Sur la perte de chance d’obtenir et de conserver un emploi adapté à son état de santé au sein de la SAEM AIR TAHITI NUI,du fait du manquement allégué à l’obligation d’adaptation et de reclassement par l’employeur :
Attendu que Mme [N] a bénéficié d’un mi-temps thérapeutique dès le 18 avril 2015 et jusqu’au 16 juin 2015 en conformité avec les prescriptions médicales ;
Qu’il n’est pas contesté qu’à compter du 25 juin 2015, l’ensemble des réserves médicales étaient levées et le médecin du travail indiquait que la salariée était apte à reprendre son activité professionnelle à plein temps; que la salariée était toutefois postérieurement à l’avis d’aptitude émis par la médecine du travail et malgré les conclusions du médecin du travail qui la déclarait apte à son poste, sans aucune réserve, placée en arrêt maladie à plusieurs reprises ;
Que si la salariée se prévaut de l’avis médical du 27 juillet 2017, pour affirmer que l’employeur aurait manqué à son obligation d’adaptation de son poste à son état de santé, il est constaté constater qu’il y était précisé 'apte à un poste sédentaire Un changement de service peut être indiqué, à horaire fixe’ ; que l’avis du 27 juillet 2017 était un avis d’aptitude sans aucune réserve ; que l’employeur n’était donc tenu, en vertu de cet avis, à aucune adaptation du poste de travail ;
Qu’en revanche force est de constater qu’il n’a été procédé postérieurement à cet avis à aucune autre évaluation alors même que l’employeur fonde son licenciement sur 150 jours d’arrêt-maladie entre le 20 décembre 2017 et le 18 mai 2018, et que l’article A 4623-1 du code du travail prévoit une visite de reprise « en cas d’absences répétées pour raison de santé » ; qu’il n’a pas ete conclu sur la justification de cette absence de diligence ;
Qu’il est versé a contrario, aux débats le certificat médical du Dr [B] du 12 mars 2020 qui certifie que l’état de santé de l’exposante justifiait la nécessité d’horaires fixes et qui n’a fait l’objet d’aucune contestation par la SAEM Air Tahiti Nui ;
Qu’il est soutenu sans davantage de contestation, qu’avec un poste à horaires fixes, la salariée aurait pu continuer à travailler en évitant les arrêts de travail, et conserver son emploi au sein de la SAEM Air Tahiti Nui ;
Qu’il est ainsi justifié en l’absence d’autres éléments produits aux débats autorisant une appréciation différente de la situation que cette absence de nouvelle évaluation lui a causé un préjudice tirée de la perte de chance d’obtenir et de conserver son emploi au sein de la société ;
Que dans les circonstances de l’espèce il y a lieu de fixer à 300 000 FCP le préjudice à ce titre.

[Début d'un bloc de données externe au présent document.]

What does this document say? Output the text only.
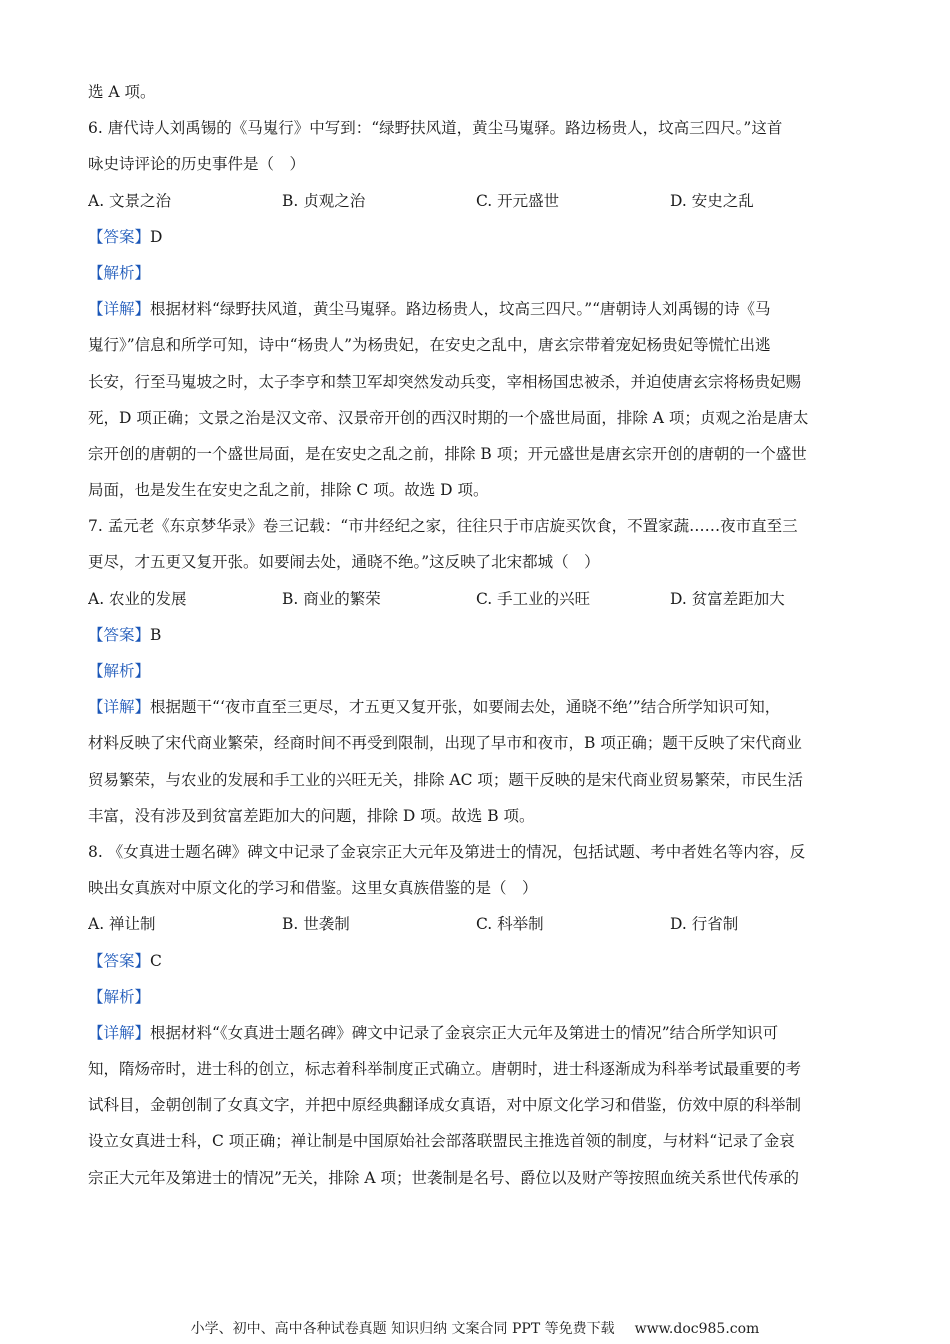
选 A 项。
6. 唐代诗人刘禹锡的《马嵬行》中写到：“绿野扶风道，黄尘马嵬驿。路边杨贵人，坟高三四尺。”这首
咏史诗评论的历史事件是（　）
A. 文景之治	B. 贞观之治	C. 开元盛世	D. 安史之乱
【答案】D
【解析】
【详解】根据材料“绿野扶风道，黄尘马嵬驿。路边杨贵人，坟高三四尺。”“唐朝诗人刘禹锡的诗《马
嵬行》”信息和所学可知，诗中“杨贵人”为杨贵妃，在安史之乱中，唐玄宗带着宠妃杨贵妃等慌忙出逃
长安，行至马嵬坡之时，太子李亨和禁卫军却突然发动兵变，宰相杨国忠被杀，并迫使唐玄宗将杨贵妃赐
死，D 项正确；文景之治是汉文帝、汉景帝开创的西汉时期的一个盛世局面，排除 A 项；贞观之治是唐太
宗开创的唐朝的一个盛世局面，是在安史之乱之前，排除 B 项；开元盛世是唐玄宗开创的唐朝的一个盛世
局面，也是发生在安史之乱之前，排除 C 项。故选 D 项。
7. 孟元老《东京梦华录》卷三记载：“市井经纪之家，往往只于市店旋买饮食，不置家蔬……夜市直至三
更尽，才五更又复开张。如要闹去处，通晓不绝。”这反映了北宋都城（　）
A. 农业的发展	B. 商业的繁荣	C. 手工业的兴旺	D. 贫富差距加大
【答案】B
【解析】
【详解】根据题干“‘夜市直至三更尽，才五更又复开张，如要闹去处，通晓不绝’”结合所学知识可知，
材料反映了宋代商业繁荣，经商时间不再受到限制，出现了早市和夜市，B 项正确；题干反映了宋代商业
贸易繁荣，与农业的发展和手工业的兴旺无关，排除 AC 项；题干反映的是宋代商业贸易繁荣，市民生活
丰富，没有涉及到贫富差距加大的问题，排除 D 项。故选 B 项。
8. 《女真进士题名碑》碑文中记录了金哀宗正大元年及第进士的情况，包括试题、考中者姓名等内容，反
映出女真族对中原文化的学习和借鉴。这里女真族借鉴的是（　）
A. 禅让制	B. 世袭制	C. 科举制	D. 行省制
【答案】C
【解析】
【详解】根据材料“《女真进士题名碑》碑文中记录了金哀宗正大元年及第进士的情况”结合所学知识可
知，隋炀帝时，进士科的创立，标志着科举制度正式确立。唐朝时，进士科逐渐成为科举考试最重要的考
试科目，金朝创制了女真文字，并把中原经典翻译成女真语，对中原文化学习和借鉴，仿效中原的科举制
设立女真进士科，C 项正确；禅让制是中国原始社会部落联盟民主推选首领的制度，与材料“记录了金哀
宗正大元年及第进士的情况”无关，排除 A 项；世袭制是名号、爵位以及财产等按照血统关系世代传承的
小学、初中、高中各种试卷真题 知识归纳 文案合同 PPT 等免费下载 www.doc985.com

Sur l’article 407 du code de procédure civile :
Attendu qu’il serait inéquitable de laisser à la charge de Mme [K] [N] les frais irrépétibles du procès ; que la SAEML AIR TAHITI NUI sera condamnée à lui payer la somme de 250 000 FCP au titre de l’article 407 du code de procédure civile.
Sur les dépens :
Attendu qu’en application de l’article 406 du code de procédure civile, selon lequel toute partie qui succombe est condamnée aux dépens, la SAEML AIR TAHITI NUI sera condamnée aux dépens de la présente instance.
PAR CES MOTIFS,
La Cour, statuant par mise à disposition, publiquement, contradictoirement, en matière sociale et en dernier ressort ;
Déclare l’appel recevable ;
Confirme le jugement entrepris sauf en ce qu’il a débouté Mme [K] [N] de sa demande de dommages et intérêts ;
Et statuant à nouveau,
Condamne la SAEML AIR TAHITI NUI à payer à Mme [K] [N] la somme de 300 000 FCP pour perte de chance d’obtenir et de conserver un emploi adapté à son état de santé au sein de la SAEM AIR TAHITI NUI, par manquement à l’obligation d’adaptation et de reclassement de la société;
Y ajoutant,
Déboute les parties de leurs demandes plus amples ou contraires ;
Condamne la SAEML AIR TAHITI NUI à payer à Mme [K] [N] la somme de 250 000 FCP au titre de l’article 407 du code de procédure civile de la Polynésie française ;
Condamne aux entiers dépens la SAEML AIR TAHITI NUI qui pourront être recouvrés conformément aux dispositions de l’article 409 du code de procédure civile de la Polynésie française.
Prononcé à Papeete, le 28 avril 2022.